I’ve seen a few conspiratorial-minded commenters suggest that this is a deliberate attempt to get people to switch to digital. In fact, newspapers still make most of their money from print, especially on Sunday. Which makes the meltdown all the more inexplicable.
A few data points. A website called Customer Service Scoreboard reports that the Globe has received 193 negative comments and just one positive. The oldest comment goes back to 2010, and it’s certainly true that people aren’t going to check in to report that their paper arrived on time. Still, the top of the thread is loaded with comments from folks who haven’t received their paper this week and can’t get a response from the Globe.
In a “Note to Subscribers,” the Globe says in part, “This disruption is not unexpected, as the transition involves the hiring and deployment of approximately 600 drivers.” I find that statement surprising.

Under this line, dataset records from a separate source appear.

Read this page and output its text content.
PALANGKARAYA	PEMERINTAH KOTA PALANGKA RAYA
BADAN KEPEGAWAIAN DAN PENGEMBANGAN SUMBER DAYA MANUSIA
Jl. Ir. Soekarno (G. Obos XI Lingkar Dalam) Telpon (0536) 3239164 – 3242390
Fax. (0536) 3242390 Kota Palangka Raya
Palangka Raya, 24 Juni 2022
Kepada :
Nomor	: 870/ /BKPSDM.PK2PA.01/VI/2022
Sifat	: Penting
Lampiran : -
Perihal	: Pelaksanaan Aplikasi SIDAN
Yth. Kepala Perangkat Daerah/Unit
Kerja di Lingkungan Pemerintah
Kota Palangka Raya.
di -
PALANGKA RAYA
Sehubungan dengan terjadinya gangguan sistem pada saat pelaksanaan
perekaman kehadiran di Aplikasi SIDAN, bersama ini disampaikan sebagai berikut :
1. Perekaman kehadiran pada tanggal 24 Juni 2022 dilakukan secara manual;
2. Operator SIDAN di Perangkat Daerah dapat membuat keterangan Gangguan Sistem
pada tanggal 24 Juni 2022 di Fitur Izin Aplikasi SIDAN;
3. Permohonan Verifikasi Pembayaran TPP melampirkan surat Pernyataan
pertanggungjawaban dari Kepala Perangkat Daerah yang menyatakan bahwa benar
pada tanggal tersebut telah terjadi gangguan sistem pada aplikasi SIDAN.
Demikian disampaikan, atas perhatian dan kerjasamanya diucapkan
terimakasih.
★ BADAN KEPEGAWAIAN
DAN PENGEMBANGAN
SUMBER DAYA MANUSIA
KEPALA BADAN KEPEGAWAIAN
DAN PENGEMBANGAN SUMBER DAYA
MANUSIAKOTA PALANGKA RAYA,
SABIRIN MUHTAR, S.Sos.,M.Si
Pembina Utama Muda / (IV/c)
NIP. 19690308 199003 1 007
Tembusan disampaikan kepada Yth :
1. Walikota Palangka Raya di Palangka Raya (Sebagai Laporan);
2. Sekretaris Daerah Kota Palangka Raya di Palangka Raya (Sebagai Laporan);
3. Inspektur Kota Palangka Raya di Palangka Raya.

Given the importance of getting it right, you’d think there would have been multiple meetings over many months beginning and ending with: “We can’t screw this up.”
The Globe‘s Beth Healy quotes chief executive Mike Sheehan as saying that, on Wednesday, only 5 percent of customers did not receive their paper in a timely manner. But look at all the zip codes where the new delivery service is still having problems.
Over at WBZ-TV (Channel 4), Boston University’s John Carroll tells Jon Keller that he has a message for Globe publisher John Henry: “Get in your car and start delivering some newspapers.”